How sunflowers track the sun

Once a mythological story of unrequited love was used as an explanation. Now we know there is an internal clock driving its daily movement.

Plants tell time. Not the way we do – for example, it’s 3.40pm, time to pick up the kids. But like animals, plants can sense that winter is coming and it’s time to drop leaves.

A sunflower anticipates daybreak, much like a rooster does before starting to crow. At sunrise, sunflowers face east to greet the first rays and continue to move with the sun until it sets in the west. Overnight, the sunflower head swings back around so it faces east at dawn.

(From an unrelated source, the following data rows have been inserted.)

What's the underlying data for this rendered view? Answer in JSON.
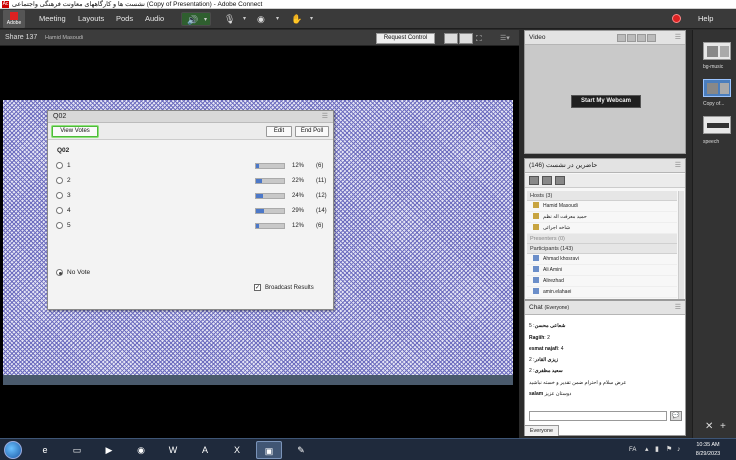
{
  "window": {
    "icon": "Ac",
    "title": "نشست ها و کارگاههای معاونت فرهنگی واجتماعی (Copy of Presentation) - Adobe Connect"
  },
  "menubar": {
    "logo_text": "Adobe",
    "items": [
      "Meeting",
      "Layouts",
      "Pods",
      "Audio"
    ],
    "help": "Help",
    "icons": {
      "speaker": "speaker-icon",
      "mic": "microphone-icon",
      "camera": "webcam-icon",
      "status": "raise-hand-icon",
      "record": "record-icon"
    },
    "accent_green": "#5fe05f",
    "record_color": "#dd2222"
  },
  "share_pod": {
    "title": "Share 137",
    "presenter": "Hamid Masoudi",
    "request_control": "Request Control"
  },
  "poll": {
    "title": "Q02",
    "view_votes": "View Votes",
    "edit": "Edit",
    "end_poll": "End Poll",
    "question": "Q02",
    "options": [
      {
        "label": "1",
        "percent": "12%",
        "count": "(6)",
        "fill": 0.12
      },
      {
        "label": "2",
        "percent": "22%",
        "count": "(11)",
        "fill": 0.22
      },
      {
        "label": "3",
        "percent": "24%",
        "count": "(12)",
        "fill": 0.24
      },
      {
        "label": "4",
        "percent": "29%",
        "count": "(14)",
        "fill": 0.29
      },
      {
        "label": "5",
        "percent": "12%",
        "count": "(6)",
        "fill": 0.12
      }
    ],
    "no_vote": "No Vote",
    "broadcast": "Broadcast Results",
    "broadcast_checked": true,
    "bar_color": "#4c78c8"
  },
  "video_pod": {
    "title": "Video",
    "start_webcam": "Start My Webcam"
  },
  "attendees_pod": {
    "title": "حاضرین در نشست",
    "count": "(146)",
    "hosts_group": "Hosts (3)",
    "hosts": [
      "Hamid Masoudi",
      "حمید معرفت اله نظم",
      "شاخه اجرائی"
    ],
    "presenters_group": "Presenters (0)",
    "participants_group": "Participants (143)",
    "participants": [
      "Ahmad khosravi",
      "Ali Amini",
      "Alirezhad",
      "amin.elahaei"
    ]
  },
  "chat_pod": {
    "title": "Chat",
    "audience": "(Everyone)",
    "messages": [
      {
        "name": "شعاعی محسن",
        "text": "5"
      },
      {
        "name": "Ragiih",
        "text": "2"
      },
      {
        "name": "esmat najafi",
        "text": "4"
      },
      {
        "name": "زیزی القادر",
        "text": "2"
      },
      {
        "name": "سعید مظفری",
        "text": "2"
      },
      {
        "name": "",
        "text": "عرض سلام و احترام ضمن تقدیر و خسته نباشید"
      },
      {
        "name": "salam",
        "text": "دوستان عزیز"
      }
    ],
    "tab": "Everyone"
  },
  "layouts_rail": {
    "items": [
      "bg-music",
      "Copy of...",
      "speech"
    ],
    "selected_index": 1
  },
  "taskbar": {
    "apps": [
      {
        "name": "internet-explorer-icon",
        "glyph": "e"
      },
      {
        "name": "file-explorer-icon",
        "glyph": "▭"
      },
      {
        "name": "media-player-icon",
        "glyph": "▶"
      },
      {
        "name": "chrome-icon",
        "glyph": "◉"
      },
      {
        "name": "word-icon",
        "glyph": "W"
      },
      {
        "name": "acrobat-icon",
        "glyph": "A"
      },
      {
        "name": "excel-icon",
        "glyph": "X"
      },
      {
        "name": "adobe-connect-icon",
        "glyph": "▣"
      },
      {
        "name": "paint-icon",
        "glyph": "✎"
      }
    ],
    "language": "FA",
    "time": "10:35 AM",
    "date": "8/29/2023"
  }
}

Dr Mike Haydon, a University of Melbourne plant scientist, says sunflowers only move until the flower bud opens. At that point they stop their daily dance and permanently face east. “This is where the controversy arises,’’ says Dr Haydon, from the School of BioSciences. “People say ‘my sunflowers don’t track the sun’. Well if they’re open sunflowers, then they don’t do that because that’s when they’ve stopped.”

Clytie, waiting and watching for Helios. Painting by Frederic Leighton (1830-1896), Leighton House Museum.

Before scientists studied a plant’s internal clock, the Greek myth of Clytie and Helios was used to explain their movements.

Clytie was a water nymph who fell madly in love with Helios, the sun god. But Helios had eyes for another woman and ignored Clytie. Full of unrequited love, Clytie would watch Helios race his chariot across the sky. She didn’t eat or drink and after nine days of watching him cross the sky, she became rooted to the ground and transformed into a sunflower.

Since helio refers to the sun and tropism refers to movement, heliotropism describes the movement that plants like sunflowers make in relation to the sun. “There is certainly a clock driven component, an internal or circadian rhythm to this,’’ says Dr Haydon.

Experiments have shown that if sunflowers in a field are turned 180 degrees, they continue to move during the day, but now in a west-to-east direction, opposite to the sun. After several days, the sunflower corrects itself to move east-to-west again. During this time, the sunflower retunes its internal clock, using one of the most powerful entrainment cues – sunlight.

tick, tock, the internal clock

“The external cues remind the plant what time of day it is. It slightly readjusts itself so that its internal clock is matched to the environment,” says Dr Haydon. This is essential when dawn changes by three minutes or more everyday depending on your latitude.

“This experiment shows very clearly that there’s an internal clock that is driving this plant behavior.”

But the big question is whether sunflowers actually track the sun or would they do it anyway because of its internal clock that is triggered by sunlight. “The missing experiment that would answer this is the one that moves sunflowers growing in the sunshine into a dark room for a day or so,’’ he says.

On parade. A field of sunflowers. Picture: Pixabay

At its core an internal clock is made up of a set of genes that regulate each other’s expression. Each gene is expressed at a different time of the day to generate rhythms in the plant’s internal cycle. This internal rhythm controls a wide range of processes in the plant including metabolism, movement and growth.

So heliotropism is regulated by an internal rhythm of gene expression. But the actual mechanics of the movement remains “very much a black box … but we suspect that the mature leaves have something to do with it since the rhythmic movement stops when mature leaves are cut off,’’ says Dr Haydon.

He also suggests two possible mechanisms seen in other plants to explain this.

The first theory involves cell elongation, which is how most stems grow. If cell growth on the east and west sides are cyclical and matches the sun’s movement, sunflower stems would appear to ‘follow’ the sun.

Water movement

The other is that of water movement within the plant, known as turgor pressure. Water can be distributed differently within the stem and these differences in water pressure cause it to curve. This distribution of water pressures can be synchronised so that it would cause sunflowers to curve and mimic the sun’s movements.

“The support for this is that the water status of the soil can impact on whether sunflowers move or not. If it’s dry they don’t do it. If the soil is waterlogged, they don’t do it either, so it suggests water balance is important,” says Dr Haydon.

As it stands, sunflowers do follow the sun but only until they bloom. Dr Haydon says it’s not fully understood why the moving stops after blooming, but there are two hypotheses.

It could simply be mechanical: as the sunflower head grows, it simply becomes too heavy for the stem to move, ‘’ he says. “The other possibility is that it is related to diminishing robustness of the internal clock. There is evidence that circadian rhythms weaken with age, not only in plants but also in animals.”

After it blooms most people recognise the plant as a sunflower. And then it remains steadfast watching the eastern sky, like Clytie waiting for Helios to rise.